設置された放水銃で行われた試験放水(亀岡市千歳町・出雲大神宮本殿)

設置された放水銃で行われた試験放水(亀岡市千歳町・出雲大神宮本殿)

 京都府亀岡市千歳町の出雲大神宮に消火用の自動放水設備が整備された。国重要文化財の本殿のほか拝殿など12棟の登録有形文化財がある境内には、消火栓が1カ所にしかなかったため、長年の課題となっていた。

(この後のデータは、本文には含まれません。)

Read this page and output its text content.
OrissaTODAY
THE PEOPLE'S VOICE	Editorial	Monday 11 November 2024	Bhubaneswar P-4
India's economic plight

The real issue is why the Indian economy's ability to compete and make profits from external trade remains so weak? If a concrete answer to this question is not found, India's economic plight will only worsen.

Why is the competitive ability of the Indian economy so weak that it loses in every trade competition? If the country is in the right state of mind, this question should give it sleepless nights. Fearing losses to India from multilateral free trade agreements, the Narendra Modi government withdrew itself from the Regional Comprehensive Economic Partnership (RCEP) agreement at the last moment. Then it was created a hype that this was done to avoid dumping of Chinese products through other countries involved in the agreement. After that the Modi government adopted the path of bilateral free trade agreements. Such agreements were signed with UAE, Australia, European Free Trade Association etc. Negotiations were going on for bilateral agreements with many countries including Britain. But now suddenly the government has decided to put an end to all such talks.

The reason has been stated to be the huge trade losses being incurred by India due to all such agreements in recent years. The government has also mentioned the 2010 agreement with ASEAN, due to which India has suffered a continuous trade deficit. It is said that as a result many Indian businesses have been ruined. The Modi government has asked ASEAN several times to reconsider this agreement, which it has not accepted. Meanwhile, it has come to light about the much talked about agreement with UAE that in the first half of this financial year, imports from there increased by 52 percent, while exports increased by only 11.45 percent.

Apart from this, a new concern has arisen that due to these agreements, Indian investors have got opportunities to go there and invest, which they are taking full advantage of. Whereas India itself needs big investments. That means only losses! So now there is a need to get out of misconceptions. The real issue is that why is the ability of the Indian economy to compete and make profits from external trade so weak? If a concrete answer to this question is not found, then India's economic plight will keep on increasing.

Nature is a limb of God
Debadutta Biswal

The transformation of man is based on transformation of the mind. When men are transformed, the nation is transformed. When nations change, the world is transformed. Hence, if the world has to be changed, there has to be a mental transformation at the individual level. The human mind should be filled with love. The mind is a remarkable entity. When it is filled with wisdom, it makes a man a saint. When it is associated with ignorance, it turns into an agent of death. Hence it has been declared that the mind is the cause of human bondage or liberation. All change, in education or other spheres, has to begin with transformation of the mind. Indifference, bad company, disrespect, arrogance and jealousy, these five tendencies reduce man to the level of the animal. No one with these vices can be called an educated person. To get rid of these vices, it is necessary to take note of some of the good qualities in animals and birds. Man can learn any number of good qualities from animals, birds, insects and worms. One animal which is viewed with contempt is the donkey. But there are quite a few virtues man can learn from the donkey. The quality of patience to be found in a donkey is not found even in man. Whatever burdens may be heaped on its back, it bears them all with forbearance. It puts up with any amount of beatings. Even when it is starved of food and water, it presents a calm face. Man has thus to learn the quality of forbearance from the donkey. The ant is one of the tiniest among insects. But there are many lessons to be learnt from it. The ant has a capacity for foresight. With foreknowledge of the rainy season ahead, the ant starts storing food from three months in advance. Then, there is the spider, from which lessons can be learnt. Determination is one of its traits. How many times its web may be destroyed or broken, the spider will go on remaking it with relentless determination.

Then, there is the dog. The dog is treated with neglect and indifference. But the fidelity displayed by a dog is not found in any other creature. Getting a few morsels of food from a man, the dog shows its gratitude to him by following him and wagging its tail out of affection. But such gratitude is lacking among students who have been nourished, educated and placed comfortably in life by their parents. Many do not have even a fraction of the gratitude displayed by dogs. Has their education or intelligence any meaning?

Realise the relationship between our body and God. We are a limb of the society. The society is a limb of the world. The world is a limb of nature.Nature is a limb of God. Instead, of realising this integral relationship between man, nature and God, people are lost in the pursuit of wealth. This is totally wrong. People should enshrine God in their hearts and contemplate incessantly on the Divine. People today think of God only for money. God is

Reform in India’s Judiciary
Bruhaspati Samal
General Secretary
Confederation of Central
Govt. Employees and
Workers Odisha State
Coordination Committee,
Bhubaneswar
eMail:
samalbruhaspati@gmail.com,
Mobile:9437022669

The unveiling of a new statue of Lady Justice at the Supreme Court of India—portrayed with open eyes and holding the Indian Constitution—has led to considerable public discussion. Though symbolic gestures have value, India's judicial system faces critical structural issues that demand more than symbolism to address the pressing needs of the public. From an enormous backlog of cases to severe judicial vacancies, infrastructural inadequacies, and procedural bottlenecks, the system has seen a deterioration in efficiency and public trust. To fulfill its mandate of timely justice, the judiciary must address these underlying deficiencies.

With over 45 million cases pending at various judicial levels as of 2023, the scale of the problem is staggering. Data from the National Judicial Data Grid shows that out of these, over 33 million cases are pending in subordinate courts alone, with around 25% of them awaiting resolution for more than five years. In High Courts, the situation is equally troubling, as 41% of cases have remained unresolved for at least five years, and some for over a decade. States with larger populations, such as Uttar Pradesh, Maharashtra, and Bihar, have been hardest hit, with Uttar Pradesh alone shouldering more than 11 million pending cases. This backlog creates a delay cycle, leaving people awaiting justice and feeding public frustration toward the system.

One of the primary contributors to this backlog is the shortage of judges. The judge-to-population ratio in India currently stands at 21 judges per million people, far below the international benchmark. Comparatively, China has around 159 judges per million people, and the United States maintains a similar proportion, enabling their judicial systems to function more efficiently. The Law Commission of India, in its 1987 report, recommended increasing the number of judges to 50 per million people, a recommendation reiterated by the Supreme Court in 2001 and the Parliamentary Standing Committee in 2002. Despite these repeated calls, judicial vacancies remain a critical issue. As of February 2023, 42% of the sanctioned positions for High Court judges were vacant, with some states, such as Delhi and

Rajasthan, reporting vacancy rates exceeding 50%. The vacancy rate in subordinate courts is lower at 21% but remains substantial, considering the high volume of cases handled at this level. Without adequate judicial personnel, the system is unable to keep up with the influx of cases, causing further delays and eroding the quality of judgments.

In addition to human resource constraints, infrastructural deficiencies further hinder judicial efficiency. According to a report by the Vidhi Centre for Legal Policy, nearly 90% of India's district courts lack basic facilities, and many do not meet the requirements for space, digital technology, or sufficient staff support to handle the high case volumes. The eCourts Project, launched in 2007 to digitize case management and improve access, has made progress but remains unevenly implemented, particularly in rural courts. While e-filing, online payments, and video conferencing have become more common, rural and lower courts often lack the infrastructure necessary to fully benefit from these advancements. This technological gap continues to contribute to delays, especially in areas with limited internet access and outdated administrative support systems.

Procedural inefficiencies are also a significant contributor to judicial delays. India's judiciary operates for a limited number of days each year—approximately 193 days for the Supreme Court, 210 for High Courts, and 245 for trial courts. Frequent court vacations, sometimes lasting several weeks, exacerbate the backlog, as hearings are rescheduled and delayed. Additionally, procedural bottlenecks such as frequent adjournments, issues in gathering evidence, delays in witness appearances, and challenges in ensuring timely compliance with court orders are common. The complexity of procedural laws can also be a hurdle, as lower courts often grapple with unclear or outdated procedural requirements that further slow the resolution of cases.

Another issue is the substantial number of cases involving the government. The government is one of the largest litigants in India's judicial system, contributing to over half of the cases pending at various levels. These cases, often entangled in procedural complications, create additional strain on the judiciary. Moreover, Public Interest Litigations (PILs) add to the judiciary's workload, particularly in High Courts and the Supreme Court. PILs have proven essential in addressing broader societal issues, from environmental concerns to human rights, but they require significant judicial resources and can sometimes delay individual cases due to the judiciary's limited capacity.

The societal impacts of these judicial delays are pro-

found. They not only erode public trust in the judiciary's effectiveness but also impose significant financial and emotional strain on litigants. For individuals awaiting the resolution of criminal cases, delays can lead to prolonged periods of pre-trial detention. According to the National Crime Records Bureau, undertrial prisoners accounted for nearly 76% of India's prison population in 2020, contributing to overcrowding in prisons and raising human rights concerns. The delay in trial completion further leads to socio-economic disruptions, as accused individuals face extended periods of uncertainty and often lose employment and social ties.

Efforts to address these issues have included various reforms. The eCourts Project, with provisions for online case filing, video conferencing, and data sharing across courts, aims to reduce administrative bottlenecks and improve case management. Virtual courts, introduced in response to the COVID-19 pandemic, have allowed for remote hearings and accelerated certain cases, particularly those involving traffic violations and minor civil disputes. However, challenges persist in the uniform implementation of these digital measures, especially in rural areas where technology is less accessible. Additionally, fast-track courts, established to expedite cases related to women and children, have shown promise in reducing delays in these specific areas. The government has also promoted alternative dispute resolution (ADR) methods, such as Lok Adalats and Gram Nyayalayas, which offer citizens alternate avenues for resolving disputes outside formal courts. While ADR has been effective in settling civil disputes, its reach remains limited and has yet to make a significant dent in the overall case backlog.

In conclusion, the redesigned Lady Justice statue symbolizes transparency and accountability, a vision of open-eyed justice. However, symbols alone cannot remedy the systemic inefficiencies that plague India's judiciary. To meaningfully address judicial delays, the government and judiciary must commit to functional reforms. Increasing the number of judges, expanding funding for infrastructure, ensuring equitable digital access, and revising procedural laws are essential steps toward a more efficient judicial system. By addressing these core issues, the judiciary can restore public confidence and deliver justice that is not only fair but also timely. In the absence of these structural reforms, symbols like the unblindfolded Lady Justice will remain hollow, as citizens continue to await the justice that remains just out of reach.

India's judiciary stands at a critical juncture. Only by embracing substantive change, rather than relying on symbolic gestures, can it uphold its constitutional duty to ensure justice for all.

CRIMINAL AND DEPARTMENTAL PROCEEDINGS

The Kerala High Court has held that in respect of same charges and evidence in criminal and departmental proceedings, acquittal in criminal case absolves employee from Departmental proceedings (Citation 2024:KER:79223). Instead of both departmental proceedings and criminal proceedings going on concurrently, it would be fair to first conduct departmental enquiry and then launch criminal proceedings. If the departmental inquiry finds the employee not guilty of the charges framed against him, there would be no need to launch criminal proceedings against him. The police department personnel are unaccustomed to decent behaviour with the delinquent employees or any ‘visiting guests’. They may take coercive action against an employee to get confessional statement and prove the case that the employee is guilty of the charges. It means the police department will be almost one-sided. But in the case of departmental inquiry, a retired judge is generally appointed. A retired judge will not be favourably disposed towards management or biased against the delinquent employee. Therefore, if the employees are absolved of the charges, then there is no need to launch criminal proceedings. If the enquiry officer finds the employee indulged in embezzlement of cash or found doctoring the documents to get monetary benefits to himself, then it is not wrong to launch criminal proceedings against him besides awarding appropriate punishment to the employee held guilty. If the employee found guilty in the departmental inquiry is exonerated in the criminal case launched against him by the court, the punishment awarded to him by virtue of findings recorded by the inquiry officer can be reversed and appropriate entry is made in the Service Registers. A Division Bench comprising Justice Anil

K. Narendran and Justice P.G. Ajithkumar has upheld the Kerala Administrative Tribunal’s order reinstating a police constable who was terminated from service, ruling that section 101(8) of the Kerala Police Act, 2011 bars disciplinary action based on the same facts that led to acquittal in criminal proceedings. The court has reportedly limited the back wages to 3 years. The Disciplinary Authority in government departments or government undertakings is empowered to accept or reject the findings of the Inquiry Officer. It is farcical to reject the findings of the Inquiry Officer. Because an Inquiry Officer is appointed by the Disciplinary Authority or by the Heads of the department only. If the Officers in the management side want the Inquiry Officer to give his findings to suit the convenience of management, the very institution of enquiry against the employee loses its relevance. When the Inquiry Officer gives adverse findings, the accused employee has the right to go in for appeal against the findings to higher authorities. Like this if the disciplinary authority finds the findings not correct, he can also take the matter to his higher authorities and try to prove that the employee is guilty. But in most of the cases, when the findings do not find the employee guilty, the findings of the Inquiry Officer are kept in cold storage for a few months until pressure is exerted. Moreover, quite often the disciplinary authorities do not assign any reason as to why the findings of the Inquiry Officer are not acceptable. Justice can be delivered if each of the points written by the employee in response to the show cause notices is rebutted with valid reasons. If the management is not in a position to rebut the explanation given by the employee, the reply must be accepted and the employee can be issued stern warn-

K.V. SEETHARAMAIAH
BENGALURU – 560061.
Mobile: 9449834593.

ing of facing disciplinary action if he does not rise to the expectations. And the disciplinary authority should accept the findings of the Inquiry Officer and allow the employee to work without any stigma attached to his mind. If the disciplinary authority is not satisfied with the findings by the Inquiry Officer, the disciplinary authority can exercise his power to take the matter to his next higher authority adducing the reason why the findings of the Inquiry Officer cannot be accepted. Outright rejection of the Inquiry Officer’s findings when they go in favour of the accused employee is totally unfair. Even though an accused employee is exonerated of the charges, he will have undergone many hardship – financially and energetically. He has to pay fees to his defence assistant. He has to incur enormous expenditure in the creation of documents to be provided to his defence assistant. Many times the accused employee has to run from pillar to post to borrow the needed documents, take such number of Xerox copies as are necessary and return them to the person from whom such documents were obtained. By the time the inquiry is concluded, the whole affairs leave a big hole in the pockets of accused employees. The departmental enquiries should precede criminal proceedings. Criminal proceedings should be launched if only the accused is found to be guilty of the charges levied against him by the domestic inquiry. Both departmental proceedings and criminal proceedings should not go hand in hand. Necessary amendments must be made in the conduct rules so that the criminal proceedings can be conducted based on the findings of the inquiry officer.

 整備されたのは、ポール式自動首振り放水銃5基と炎検知器6台。炎を検知すると約20秒で各放水銃から自動放水が始まり、1分間に約3トンの水で本殿と拝殿を覆う「水幕(すいまく)」を作る。延焼を防ぐのに効果が高いという。放水用の貯水槽や新たな消火栓3台も設置した。


 消火設備の充実は創建1300年大祭を行った2009年から検討を始め、20年度に氏子からの寄付や国の補助などを活用してようやく実現した。総事業費は1億3800万円。


 4月上旬には関係者らを招いて竣功(しゅんこう)奉納奉告祭を開き、崇敬会役員や地元代表らが完成を祝った。本殿や拝殿の屋根は火災に弱い檜皮(ひわだ)ぶきで、岩田昌憲宮司(66)は「消防署からも遠く、火災を心配していた。設備ができてほっとしている。これからもしっかりと管理していきたい」と話した。